Parmi les désastres humanitaires engendrés par la guerre civile qui fait maintenant rage en Irak, il en est un qui passe presque inaperçu. On ne voit que très rarement sur nos écrans les déplacements massifs de population civile, car contrairement aux bombes ou aux attentats-suicide, ceux-ci ne donnent pas lieu à des flots de sang, à des incendies ou à des hurlements, ingrédients indispensables des journaux télévisés. Pourtant, les chiffres ont de quoi surprendre : chaque mois, plus de 40.000 Irakiens fuient leur domicile en raison de la guerre. La moitié d'entre eux reste en Irak, l'autre moitié va à l'étranger.

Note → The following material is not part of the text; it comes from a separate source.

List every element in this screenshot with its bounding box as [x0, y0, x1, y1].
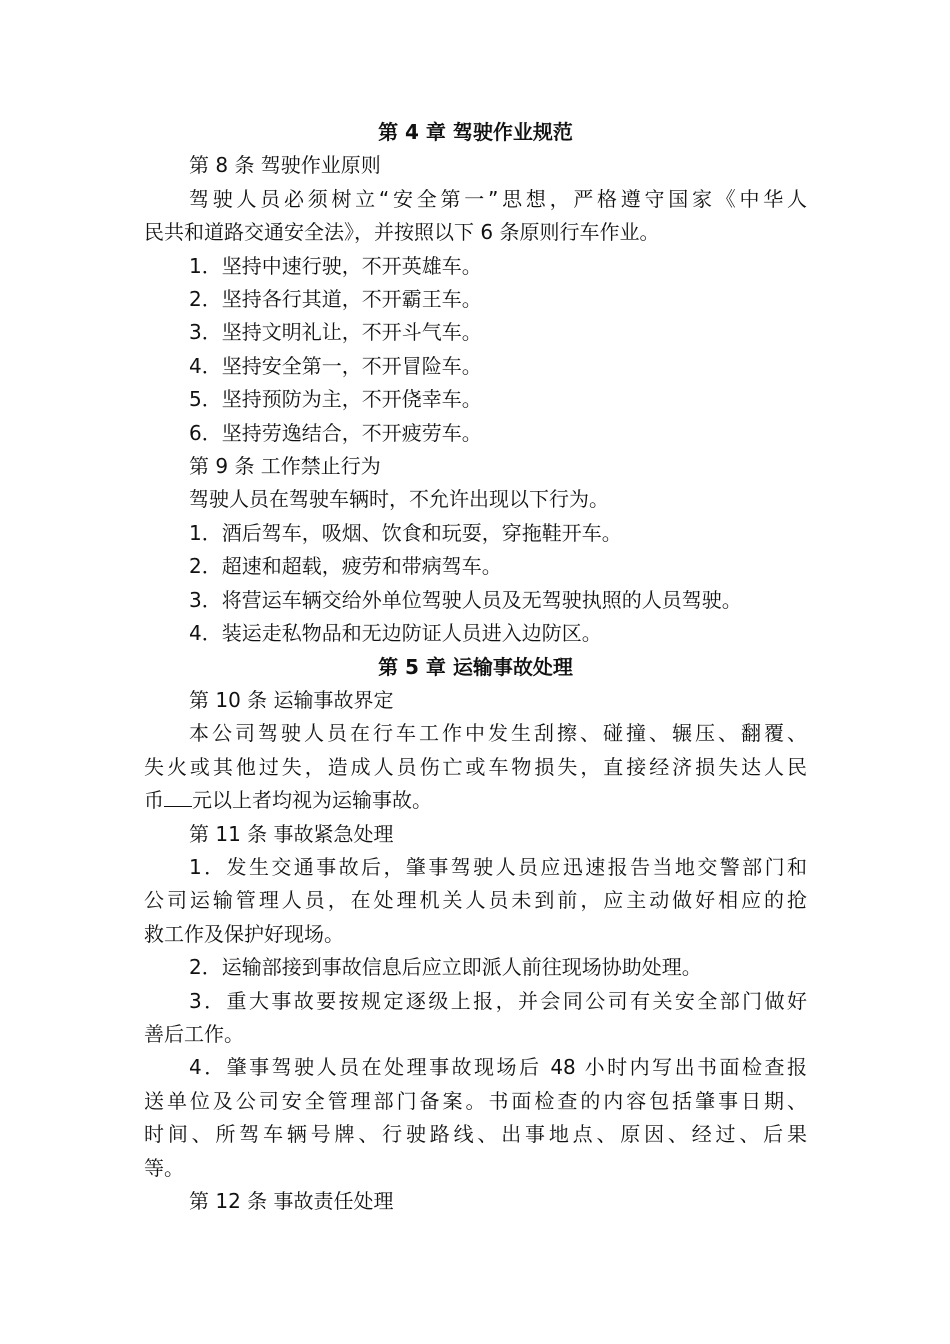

L’Irak souffre d’une véritable hémorragie démographique. La situation est d'autant plus dramatique que depuis l'invasion il y a quatre ans, seuls 3183 Irakiens ont pu s'établir dans un pays d'accueil de manière durable. Selon le Haut Commissariat de l'ONU pour les Réfugiés, l'ensemble des pays disposés à accueillir durablement des réfugiés irakiens a offert un nombre de places qui correspond au nombre d'Irakiens qui quittent leur pays en seulement cinq jours.

Cet exode n'est pas nouveau, mais depuis l'intensification des violences qui a suivi l'attentat contre la mosquée chiite de Samarra en février 2006, les déplacements se sont accélérés. Il s'agit en effet du plus grand déplacement de population au Moyen-Orient depuis 1948.

Deux millions de réfugiés irakiens sont maintenant dispersés dans la région. Ils sont essentiellement en Jordanie et en Syrie et pour une petite partie d'entre eux en Turquie, au Liban et en Egypte. Ils passent inaperçus, car ils ne sont pas parqués dans des camps de toile, mais résident dans les villes des pays hôtes et se fondent ainsi dans la population.